2.2. La Corte di merito non ha fatto applicazione dei suesposti principi, al fine di individuare la natura, conformativa o espropriativa, del vincolo di cui trattasi, così incorrendo nella violazione di legge denunziata. La Corte d’appello, secondo quanto esposto nella sentenza impugnata, non ha, infatti, compiuto alcun accertamento di fatto in ordine alla sussistenza dei requisiti oggettivi, di natura e struttura, di cui si è detto e non ha dato conto di aver verificato, in primo luogo, che si trattasse di imposizione a titolo particolare su beni determinati, incompatibile con la proprietà privata, e non di imposizione su una generalità di beni nei confronti di una pluralità indifferenziata di soggetti.

I Giudici d’appello hanno preso in considerazione solo la generale destinazione dell’area, impressa dai piani regolatori generali, per inferirne il carattere espropriativo del vincolo (cfr. pag. n. 2 sentenza), e non hanno indagato sulla funzione della destinazione dell’intera zona in cui i beni ricadono in ragione delle sue caratteristiche intrinseche, nel senso precisato dalle citate pronunce di questa Corte.
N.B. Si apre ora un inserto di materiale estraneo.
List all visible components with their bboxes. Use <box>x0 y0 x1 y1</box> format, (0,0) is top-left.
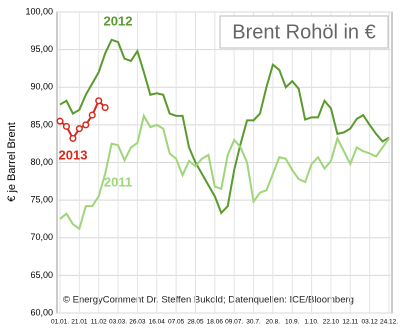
y-tick-label: 60,00 <box>30 307 53 317</box>
point-marker <box>101 104 109 112</box>
point-marker <box>82 121 90 129</box>
source-note: © EnergyComment Dr. Steffen Bukold; Date… <box>63 295 354 306</box>
x-tick-label: 1.10. <box>304 319 319 326</box>
chart-title: Brent Rohöl in € <box>232 21 375 43</box>
point-marker <box>69 134 77 142</box>
point-marker <box>95 97 103 105</box>
x-tick-label: 03.12 <box>362 319 379 326</box>
y-axis-label: € je Barrel Brent <box>6 122 18 201</box>
series-label: 2013 <box>59 147 88 162</box>
y-tick-label: 70,00 <box>30 232 53 242</box>
y-tick-label: 65,00 <box>30 270 53 280</box>
x-tick-label: 12.11 <box>342 319 358 326</box>
x-tick-label: 26.03 <box>129 319 146 326</box>
point-marker <box>75 125 83 133</box>
x-tick-label: 20.8. <box>266 319 281 326</box>
y-tick-label: 80,00 <box>30 157 53 167</box>
x-tick-label: 07.05 <box>168 319 185 326</box>
x-tick-label: 21.01 <box>71 319 88 326</box>
series-label: 2012 <box>104 13 133 28</box>
y-tick-label: 85,00 <box>30 119 53 129</box>
point-marker <box>88 111 96 119</box>
x-tick-label: 30.7. <box>246 319 261 326</box>
x-tick-label: 01.01. <box>51 319 69 326</box>
x-tick-label: 11.02 <box>91 319 107 326</box>
x-tick-label: 10.9. <box>285 319 300 326</box>
x-tick-label: 28.05 <box>187 319 204 326</box>
point-marker <box>56 117 64 125</box>
x-tick-label: 16.04 <box>149 319 166 326</box>
point-marker <box>62 122 71 130</box>
series-label: 2011 <box>104 174 132 189</box>
y-tick-label: 75,00 <box>30 195 53 205</box>
series-line <box>59 113 390 231</box>
x-tick-label: 03.03. <box>109 319 127 326</box>
y-tick-label: 90,00 <box>30 82 53 92</box>
y-tick-label: 95,00 <box>30 44 53 54</box>
x-tick-label: 09.07. <box>225 319 243 326</box>
title-box <box>219 15 389 49</box>
x-tick-label: 24.12. <box>380 319 398 326</box>
series-line <box>59 38 390 215</box>
y-tick-label: 100,00 <box>25 6 53 16</box>
x-tick-label: 22.10 <box>323 319 340 326</box>
x-tick-label: 18.06 <box>207 319 224 326</box>
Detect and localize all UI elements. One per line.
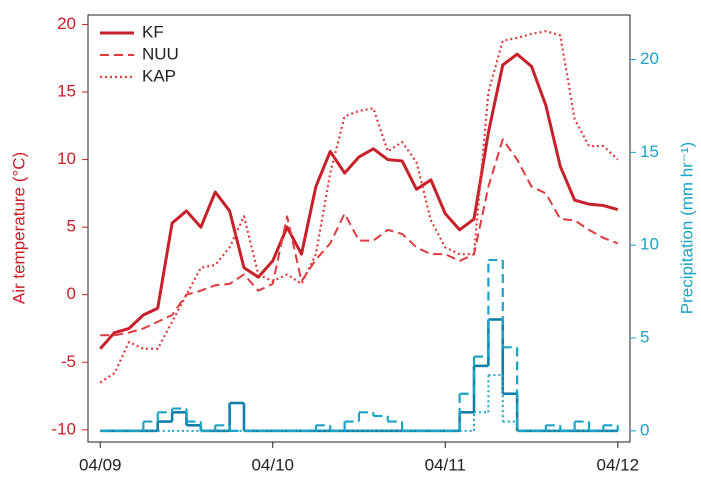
plot-frame — [87, 14, 631, 443]
legend-label: KAP — [142, 66, 176, 85]
x-tick-label: 04/10 — [251, 455, 294, 474]
x-tick-label: 04/12 — [597, 455, 640, 474]
y2-axis-label: Precipitation (mm hr⁻¹) — [677, 142, 696, 314]
temperature-line — [99, 30, 619, 384]
x-tick-label: 04/09 — [79, 455, 122, 474]
y-tick-label: 15 — [57, 82, 76, 101]
y2-tick-label: 15 — [640, 142, 659, 161]
temperature-line — [99, 52, 619, 350]
y-tick-label: 5 — [67, 217, 76, 236]
y2-tick-label: 5 — [640, 328, 649, 347]
y-axis-label: Air temperature (°C) — [9, 152, 28, 304]
legend-label: NUU — [142, 44, 179, 63]
temperature-line — [100, 138, 619, 337]
y2-tick-label: 0 — [640, 420, 649, 439]
legend-label: KF — [142, 22, 164, 41]
x-tick-label: 04/11 — [425, 455, 466, 474]
y-tick-label: 0 — [67, 284, 76, 303]
y-tick-label: -5 — [61, 352, 76, 371]
y2-tick-label: 10 — [640, 235, 659, 254]
y2-tick-label: 20 — [640, 49, 659, 68]
y-tick-label: 20 — [57, 14, 76, 33]
y-tick-label: -10 — [51, 419, 76, 438]
y-tick-label: 10 — [57, 149, 76, 168]
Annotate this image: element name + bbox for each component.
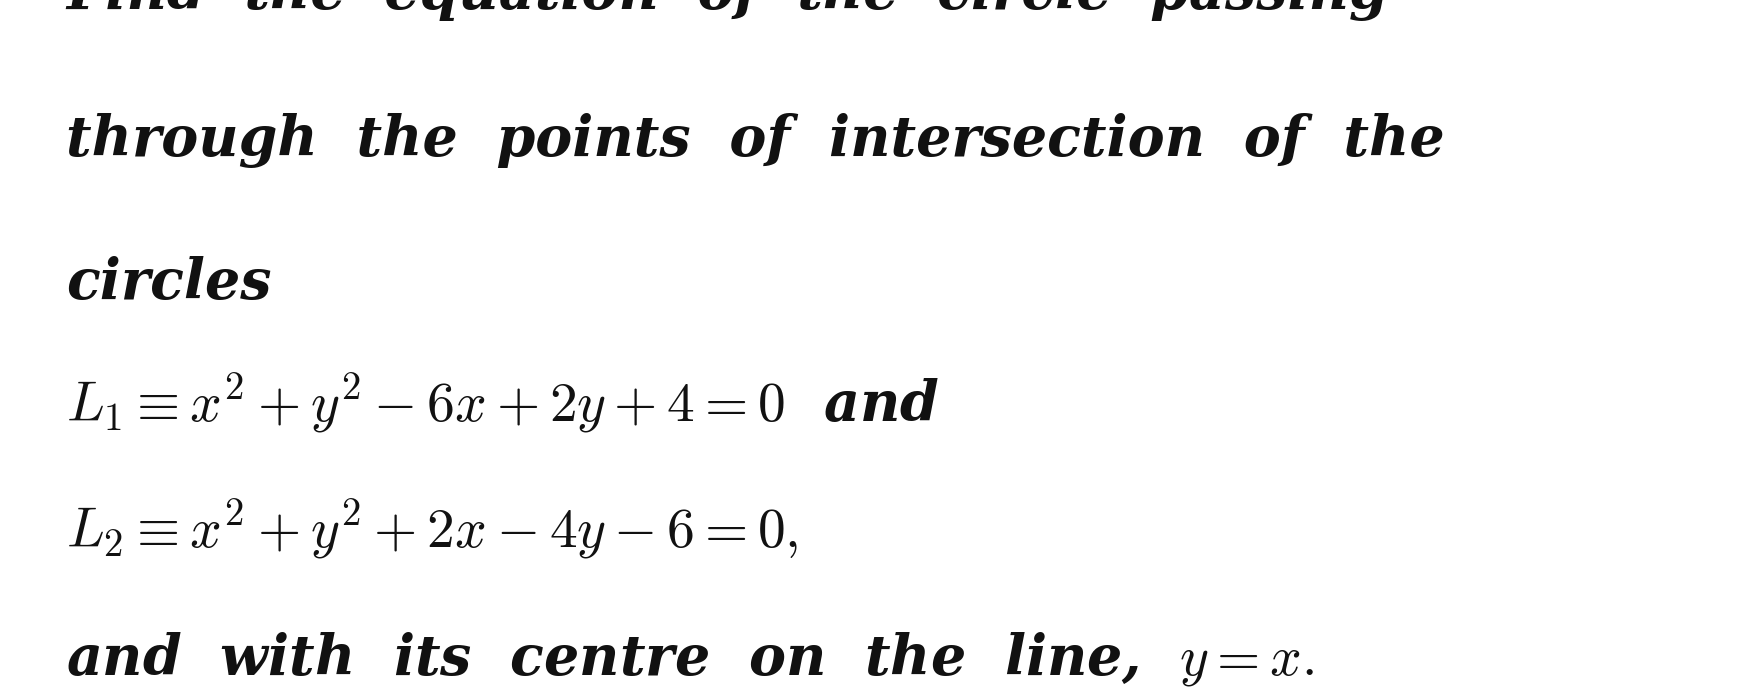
Text: circles: circles	[66, 255, 271, 311]
Text: $L_2 \equiv x^2 + y^2 + 2x - 4y - 6 = 0,$: $L_2 \equiv x^2 + y^2 + 2x - 4y - 6 = 0,…	[66, 498, 798, 562]
Text: Find  the  equation  of  the  circle  passing: Find the equation of the circle passing	[66, 0, 1389, 21]
Text: $L_1 \equiv x^2 + y^2 - 6x + 2y + 4 = 0$  and: $L_1 \equiv x^2 + y^2 - 6x + 2y + 4 = 0$…	[66, 372, 940, 436]
Text: through  the  points  of  intersection  of  the: through the points of intersection of th…	[66, 112, 1444, 168]
Text: and  with  its  centre  on  the  line,  $y = x.$: and with its centre on the line, $y = x.…	[66, 630, 1314, 688]
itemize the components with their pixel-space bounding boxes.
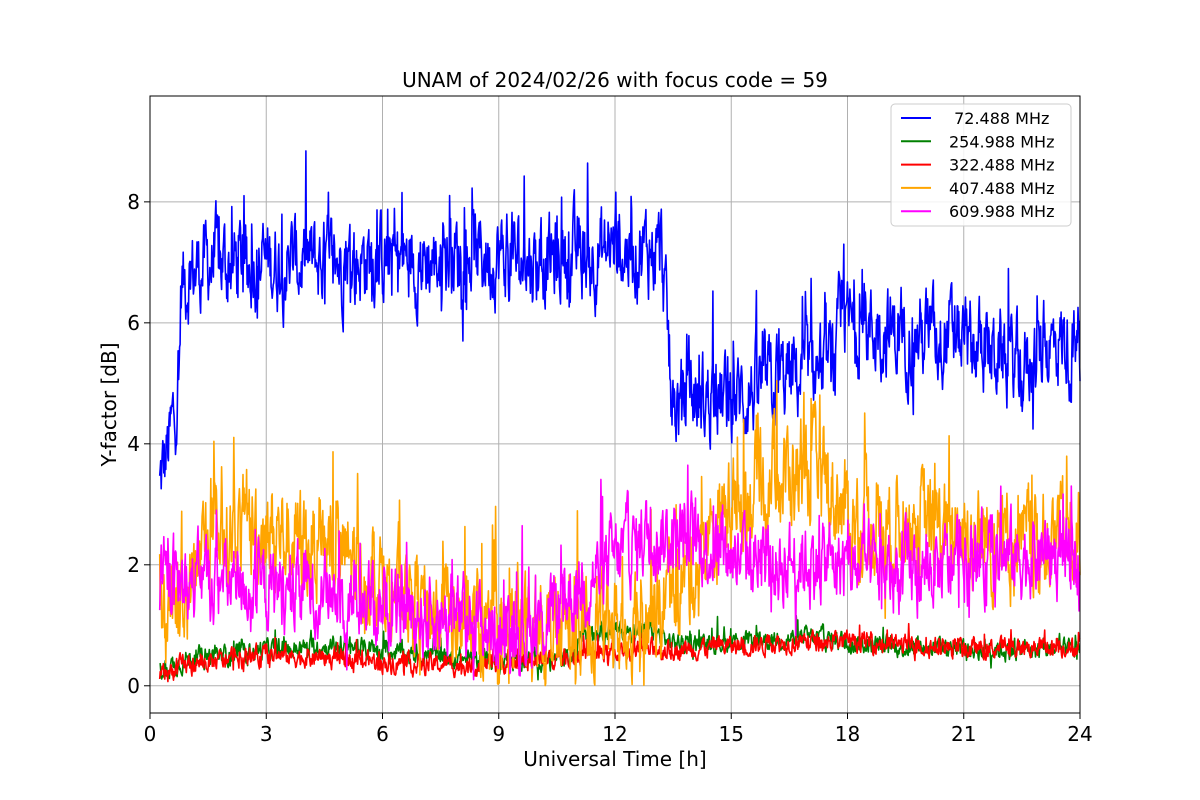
x-tick-label: 3 [260,722,273,746]
x-tick-label: 21 [951,722,976,746]
x-tick-label: 24 [1067,722,1092,746]
y-tick-label: 2 [127,553,140,577]
series-line [158,464,1081,681]
legend-label: 322.488 MHz [949,156,1054,175]
x-tick-label: 0 [144,722,157,746]
x-tick-label: 9 [492,722,505,746]
x-axis-label: Universal Time [h] [523,747,706,771]
x-tick-label: 12 [602,722,627,746]
x-tick-label: 15 [719,722,744,746]
legend-label: 609.988 MHz [949,202,1054,221]
x-tick-label: 18 [835,722,860,746]
legend-label: 254.988 MHz [949,132,1054,151]
series-lines [158,150,1081,687]
legend-label: 72.488 MHz [949,109,1049,128]
y-tick-label: 6 [127,311,140,335]
legend: 72.488 MHz 254.988 MHz 322.488 MHz 407.488 … [890,103,1072,227]
y-tick-label: 4 [127,432,140,456]
y-tick-label: 8 [127,190,140,214]
chart-title: UNAM of 2024/02/26 with focus code = 59 [402,68,828,92]
y-tick-label: 0 [127,674,140,698]
legend-label: 407.488 MHz [949,179,1054,198]
series-line [158,150,1081,490]
x-tick-label: 6 [376,722,389,746]
legend-box [890,103,1072,227]
y-axis-label: Y-factor [dB] [97,342,121,467]
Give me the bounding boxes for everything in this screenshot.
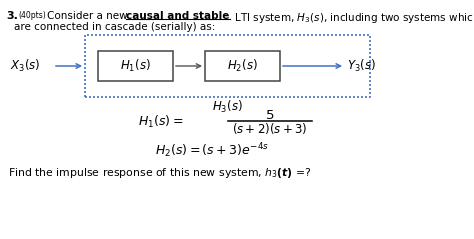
Text: $H_2(s)$: $H_2(s)$: [227, 58, 258, 74]
Text: (40pts): (40pts): [18, 11, 46, 20]
Text: causal and stable: causal and stable: [126, 11, 229, 21]
Text: $H_1(s) =$: $H_1(s) =$: [138, 114, 183, 130]
Bar: [98, 51, 173, 81]
Text: $5$: $5$: [265, 109, 275, 121]
Text: Find the impulse response of this new system, $\boldsymbol{h_3(t)}$ =?: Find the impulse response of this new sy…: [8, 166, 311, 180]
Text: $Y_3(s)$: $Y_3(s)$: [347, 58, 376, 74]
Text: $H_2(s) = (s+3)e^{-4s}$: $H_2(s) = (s+3)e^{-4s}$: [155, 142, 269, 160]
Text: $H_1(s)$: $H_1(s)$: [120, 58, 151, 74]
Text: $H_3(s)$: $H_3(s)$: [211, 99, 242, 115]
Text: LTI system, $H_3(s)$, including two systems which: LTI system, $H_3(s)$, including two syst…: [231, 11, 474, 25]
Text: are connected in cascade (serially) as:: are connected in cascade (serially) as:: [14, 22, 215, 32]
Text: 3.: 3.: [6, 11, 18, 21]
Text: Consider a new: Consider a new: [47, 11, 131, 21]
Bar: [85, 35, 370, 97]
Bar: [205, 51, 280, 81]
Text: $(s+2)(s+3)$: $(s+2)(s+3)$: [232, 120, 308, 136]
Text: $X_3(s)$: $X_3(s)$: [10, 58, 40, 74]
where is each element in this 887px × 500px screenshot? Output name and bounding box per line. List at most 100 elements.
3. Dall’accoglimento del primo motivo consegue l’assorbimento di tutti gli altri, che concernono sempre la questione della qualificazione del vincolo, prospettata sotto diversi profili, o che sono dipendenti da detta questione, perchè relativi alla debenza e determinazione dell’indennità di cui al D.P.R. n. 327 del 2001, art. 39.

4. In conclusione, merita accoglimento il primo motivo di ricorso, assorbiti gli altri, con la cassazione della sentenza impugnata nei limiti del motivo accolto e rinvio della causa alla Corte d’appello di Milano, in diversa composizione, anche per le spese del giudizio di legittimità.

PQM

La Corte accoglie il primo motivo di ricorso, assorbiti gli altri, cassa la sentenza impugnata nei limiti del motivo accolto e rinvia la causa alla Corte d’appello di Milano, in diversa composizione, anche per la decisione sulle spese del giudizio di cassazione.

Così deciso in Roma, nella Camera di consiglio della Sezione Prima Civile, il 17 dicembre 2020.